Il est toujours deux façons de nier le parcours d'un homme singulier : le passer sous silence ou le réduire à sa caricature. Pour le silence, il n'est qu'à s'en remettre à l'effet du temps, qui est oublieux, on le sait. Pour la caricature, l'époque est faste en faux spécialistes et en vrais coquins. Dans un cas comme dans l'autre, l'oubli et le simulacre auront le même effet, concerté et post-moderne : célébrer l'idéologie dominante et l'infâme présent sur lequel elle règne.

José Martínez Guerricabeitia - fondateur en 1961 de Ediciones Ruedo ibérico, qu'il dirigea jusqu'en 1982 - fut incontestablement un homme singulier. Il méritait évidemment mieux que la mauvaise biographie qui lui a récemment été consacrée en cette Espagne oublieuse, où l'anti-franquisme a cimenté, à la fin des années 70, toutes les ambitions politiques des nouvelles élites de ladite transition démocratique. Cet anti-franquisme, José Martínez le connaissait de près pour en avoir été le principal vecteur, en tant qu'éditeur parisien, dans les années de la nuit noire, mais il avait appris à en saisir les limites et les prétentions. Il en connaissait les hérauts, les porte-voix et les seconds couteaux. Il n'est sans doute pas abusif de dire qu'il en méprisait certains au point de les combattre pour ce qu'ils étaient : une " opposition qui ne s'opposait pas ", l'autre face d'un capitalisme en voie de modernisation et son alternative politique démocratique. Dès lors, José Martínez retourna les armes de la critique contre tous ceux qui, dans les allées d'un franquisme déjà vacillant, préparaient la succession. Il savait qu'il le paierait. Il le paya. Du prix de l'oubli et de la caricature.

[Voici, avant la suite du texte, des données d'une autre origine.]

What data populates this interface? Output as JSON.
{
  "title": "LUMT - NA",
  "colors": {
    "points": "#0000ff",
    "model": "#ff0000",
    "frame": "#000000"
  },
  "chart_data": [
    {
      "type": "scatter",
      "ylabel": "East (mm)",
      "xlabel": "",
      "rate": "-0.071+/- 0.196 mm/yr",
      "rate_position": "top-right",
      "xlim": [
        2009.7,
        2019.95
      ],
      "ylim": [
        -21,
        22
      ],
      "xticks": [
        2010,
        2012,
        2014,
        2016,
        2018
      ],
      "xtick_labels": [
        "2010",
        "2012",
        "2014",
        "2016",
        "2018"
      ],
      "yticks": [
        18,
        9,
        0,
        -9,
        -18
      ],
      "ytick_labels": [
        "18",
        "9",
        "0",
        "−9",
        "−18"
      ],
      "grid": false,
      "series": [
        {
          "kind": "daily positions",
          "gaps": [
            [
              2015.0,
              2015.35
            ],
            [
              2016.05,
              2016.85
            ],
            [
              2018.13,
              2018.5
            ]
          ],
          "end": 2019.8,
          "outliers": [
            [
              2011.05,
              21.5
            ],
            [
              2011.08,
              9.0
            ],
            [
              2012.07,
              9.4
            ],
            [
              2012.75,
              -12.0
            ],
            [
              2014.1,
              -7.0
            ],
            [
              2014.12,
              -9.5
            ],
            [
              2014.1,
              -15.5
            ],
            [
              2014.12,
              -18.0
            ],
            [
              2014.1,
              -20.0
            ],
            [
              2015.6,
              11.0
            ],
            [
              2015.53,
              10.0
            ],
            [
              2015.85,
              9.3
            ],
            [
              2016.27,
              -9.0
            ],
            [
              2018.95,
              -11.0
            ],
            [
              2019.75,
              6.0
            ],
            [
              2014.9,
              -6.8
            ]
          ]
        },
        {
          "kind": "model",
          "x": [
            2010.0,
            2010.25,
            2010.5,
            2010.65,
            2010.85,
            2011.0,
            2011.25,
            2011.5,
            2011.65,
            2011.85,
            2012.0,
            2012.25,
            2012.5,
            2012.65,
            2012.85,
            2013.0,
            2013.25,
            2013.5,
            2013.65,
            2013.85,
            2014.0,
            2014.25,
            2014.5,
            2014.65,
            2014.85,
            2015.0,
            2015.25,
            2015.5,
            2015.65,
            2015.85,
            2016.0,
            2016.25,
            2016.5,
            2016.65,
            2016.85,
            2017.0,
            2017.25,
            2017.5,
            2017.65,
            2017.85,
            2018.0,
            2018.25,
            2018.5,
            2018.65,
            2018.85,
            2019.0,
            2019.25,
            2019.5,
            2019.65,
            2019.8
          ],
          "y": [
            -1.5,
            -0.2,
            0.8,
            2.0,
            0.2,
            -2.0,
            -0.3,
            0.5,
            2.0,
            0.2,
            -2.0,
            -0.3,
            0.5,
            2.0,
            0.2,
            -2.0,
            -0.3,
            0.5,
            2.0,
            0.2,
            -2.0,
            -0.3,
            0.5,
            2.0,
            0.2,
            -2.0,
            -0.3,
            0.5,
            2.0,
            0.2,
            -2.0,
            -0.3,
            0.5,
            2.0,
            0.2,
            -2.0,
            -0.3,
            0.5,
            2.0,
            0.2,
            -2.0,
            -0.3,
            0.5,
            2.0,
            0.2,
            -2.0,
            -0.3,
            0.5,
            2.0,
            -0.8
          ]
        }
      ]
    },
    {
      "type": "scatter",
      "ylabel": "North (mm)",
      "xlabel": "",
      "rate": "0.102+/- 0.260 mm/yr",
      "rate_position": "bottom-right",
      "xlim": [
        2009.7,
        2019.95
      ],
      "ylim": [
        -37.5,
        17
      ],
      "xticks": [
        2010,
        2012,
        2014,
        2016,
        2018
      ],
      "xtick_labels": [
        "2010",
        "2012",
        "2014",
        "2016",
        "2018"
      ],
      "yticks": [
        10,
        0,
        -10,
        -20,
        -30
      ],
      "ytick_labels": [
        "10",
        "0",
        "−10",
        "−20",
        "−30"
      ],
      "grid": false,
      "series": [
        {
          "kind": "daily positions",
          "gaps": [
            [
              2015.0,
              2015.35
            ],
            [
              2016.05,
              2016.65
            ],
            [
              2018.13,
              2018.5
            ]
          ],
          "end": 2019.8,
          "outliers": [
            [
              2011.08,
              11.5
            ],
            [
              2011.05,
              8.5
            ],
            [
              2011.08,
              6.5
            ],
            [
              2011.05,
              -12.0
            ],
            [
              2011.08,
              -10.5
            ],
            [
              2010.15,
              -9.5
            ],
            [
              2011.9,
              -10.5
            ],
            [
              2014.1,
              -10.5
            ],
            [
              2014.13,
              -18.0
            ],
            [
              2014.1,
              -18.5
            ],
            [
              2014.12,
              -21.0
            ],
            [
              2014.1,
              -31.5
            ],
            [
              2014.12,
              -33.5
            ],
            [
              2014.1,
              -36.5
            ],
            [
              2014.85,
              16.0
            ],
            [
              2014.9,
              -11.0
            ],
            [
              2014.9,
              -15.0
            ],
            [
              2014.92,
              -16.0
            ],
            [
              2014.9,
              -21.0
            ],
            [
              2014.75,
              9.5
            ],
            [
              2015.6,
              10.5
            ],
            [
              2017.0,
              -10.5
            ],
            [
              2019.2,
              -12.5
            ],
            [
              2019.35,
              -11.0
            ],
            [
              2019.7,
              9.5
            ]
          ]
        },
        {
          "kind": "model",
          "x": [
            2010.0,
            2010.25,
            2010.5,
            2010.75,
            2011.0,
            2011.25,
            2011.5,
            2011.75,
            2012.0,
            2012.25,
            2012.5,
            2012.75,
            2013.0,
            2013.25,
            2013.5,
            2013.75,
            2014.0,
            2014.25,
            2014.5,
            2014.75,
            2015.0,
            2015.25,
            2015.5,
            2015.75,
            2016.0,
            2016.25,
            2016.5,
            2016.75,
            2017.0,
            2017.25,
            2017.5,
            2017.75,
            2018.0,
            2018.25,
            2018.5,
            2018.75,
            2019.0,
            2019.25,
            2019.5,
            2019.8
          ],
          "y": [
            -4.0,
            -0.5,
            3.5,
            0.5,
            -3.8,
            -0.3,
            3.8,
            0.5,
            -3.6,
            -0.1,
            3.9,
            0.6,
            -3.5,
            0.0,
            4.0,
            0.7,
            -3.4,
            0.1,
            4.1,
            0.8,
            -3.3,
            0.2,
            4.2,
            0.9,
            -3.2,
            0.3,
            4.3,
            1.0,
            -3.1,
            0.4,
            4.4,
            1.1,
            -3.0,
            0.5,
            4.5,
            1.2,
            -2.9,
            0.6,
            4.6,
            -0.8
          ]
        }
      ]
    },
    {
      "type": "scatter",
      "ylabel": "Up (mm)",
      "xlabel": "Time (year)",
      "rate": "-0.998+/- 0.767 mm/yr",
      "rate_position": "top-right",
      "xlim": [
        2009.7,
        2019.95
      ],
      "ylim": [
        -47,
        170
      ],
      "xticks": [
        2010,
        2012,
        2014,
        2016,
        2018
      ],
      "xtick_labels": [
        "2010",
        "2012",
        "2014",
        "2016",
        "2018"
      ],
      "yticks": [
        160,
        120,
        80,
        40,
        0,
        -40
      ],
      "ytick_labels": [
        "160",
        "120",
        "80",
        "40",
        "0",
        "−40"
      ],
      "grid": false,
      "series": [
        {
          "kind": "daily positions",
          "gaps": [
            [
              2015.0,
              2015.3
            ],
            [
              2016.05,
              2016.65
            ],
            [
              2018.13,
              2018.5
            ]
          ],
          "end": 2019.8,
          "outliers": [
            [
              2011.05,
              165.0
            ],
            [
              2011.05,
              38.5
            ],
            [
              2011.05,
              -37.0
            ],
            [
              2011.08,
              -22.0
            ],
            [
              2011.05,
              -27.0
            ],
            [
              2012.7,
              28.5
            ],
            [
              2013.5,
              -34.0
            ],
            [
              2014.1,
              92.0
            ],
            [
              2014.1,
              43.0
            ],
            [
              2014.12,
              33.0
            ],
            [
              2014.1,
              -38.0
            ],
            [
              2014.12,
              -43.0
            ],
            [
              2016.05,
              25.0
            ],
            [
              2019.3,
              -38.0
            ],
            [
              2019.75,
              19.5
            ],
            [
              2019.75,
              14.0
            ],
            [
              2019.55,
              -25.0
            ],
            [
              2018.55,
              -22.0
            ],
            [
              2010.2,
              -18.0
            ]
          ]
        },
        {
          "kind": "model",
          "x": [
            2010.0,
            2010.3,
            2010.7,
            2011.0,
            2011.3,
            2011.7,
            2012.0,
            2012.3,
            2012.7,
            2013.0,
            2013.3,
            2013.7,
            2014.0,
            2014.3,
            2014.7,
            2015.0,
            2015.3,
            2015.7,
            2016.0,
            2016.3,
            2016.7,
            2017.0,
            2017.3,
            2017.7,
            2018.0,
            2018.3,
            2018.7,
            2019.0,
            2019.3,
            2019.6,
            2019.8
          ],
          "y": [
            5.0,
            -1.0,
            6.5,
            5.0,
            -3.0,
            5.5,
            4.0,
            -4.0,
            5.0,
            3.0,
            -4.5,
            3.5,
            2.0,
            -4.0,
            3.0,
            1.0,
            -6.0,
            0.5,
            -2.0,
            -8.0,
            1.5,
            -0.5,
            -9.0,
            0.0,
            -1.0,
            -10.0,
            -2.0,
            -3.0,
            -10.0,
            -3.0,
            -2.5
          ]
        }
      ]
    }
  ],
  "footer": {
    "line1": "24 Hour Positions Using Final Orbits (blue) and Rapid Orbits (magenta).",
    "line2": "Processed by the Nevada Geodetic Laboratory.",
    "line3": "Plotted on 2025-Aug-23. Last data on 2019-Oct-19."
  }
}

Singulier, le personnage l'était surtout parce qu'il échappait à la linéarité et aux conventions. Insaisissable, il cadrait mal avec cette manie de l'étiquetage si commode en matière de recherche historique. Anarchiste ? Bien des éléments de sa biographie pourraient en attester. Né le 18 juin 1921 à Villar del Arzobispo (Valencia), José Martínez, lui-même fils de cénétiste, rejoignit, à seize ans, la 26e division (ex-colonne Durruti). Entre 1945 et 1947, il participa, dans la clandestinité, à la réorganisation des Jeunesses libertaires en pays valencien. Ayant pris le chemin de l'exil, en 1947, pour échapper aux menaces policières, il représenta un temps la FIJL à l'extérieur. Là s'arrête, pourtant, sa liaison organique avec le mouvement libertaire qu'il quitta vers 1950. Dès lors, et jusqu'à la fin de sa vie, José Martínez ne sera jamais en odeur de sainteté auprès des instances dirigeantes de l'anarchisme institutionnel espagnol et, de ce côté-là, rien ne lui aura vraiment été épargné. "Communiste", "patron", "viveur", "mondain" le florilège des qualificatifs que lui attribuèrent ses représentants permanents et inamovibles pouvait le faire sourire ou l'énerver, selon les jours, car l'homme était, tout à la fois, irascible, tonitruant, ironique et duelliste. Nul doute qu'il tira pourtant de cette mauvaise réputation quelques avantages dont le premier, et non le moindre, fut d'amplifier ce penchant pour l'hétérodoxie si caractéristique du personnage. " Ce qu'il en coûte de cesser d'être anarchiste... ", écrira, d'ailleurs, Felipe Orero , son double en écriture. Alors, anarchiste ? Sans doute pas à partir des années 50, mais libertaire, oui, passionnément libertaire, radicalement libertaire, définitivement libertaire, et ce jusqu'à la fin de sa vie. " Marxiste libertaire plus précisément, écrit José Fergo , car si José Martínez, à certaines périodes de son histoire, sembla plus proche du marxisme que de l'anarchisme, il le fut toujours de façon hétérodoxe et critique, sans se départir à aucun moment de cette pensée libertaire qui traque le pouvoir jusque dans sa négation."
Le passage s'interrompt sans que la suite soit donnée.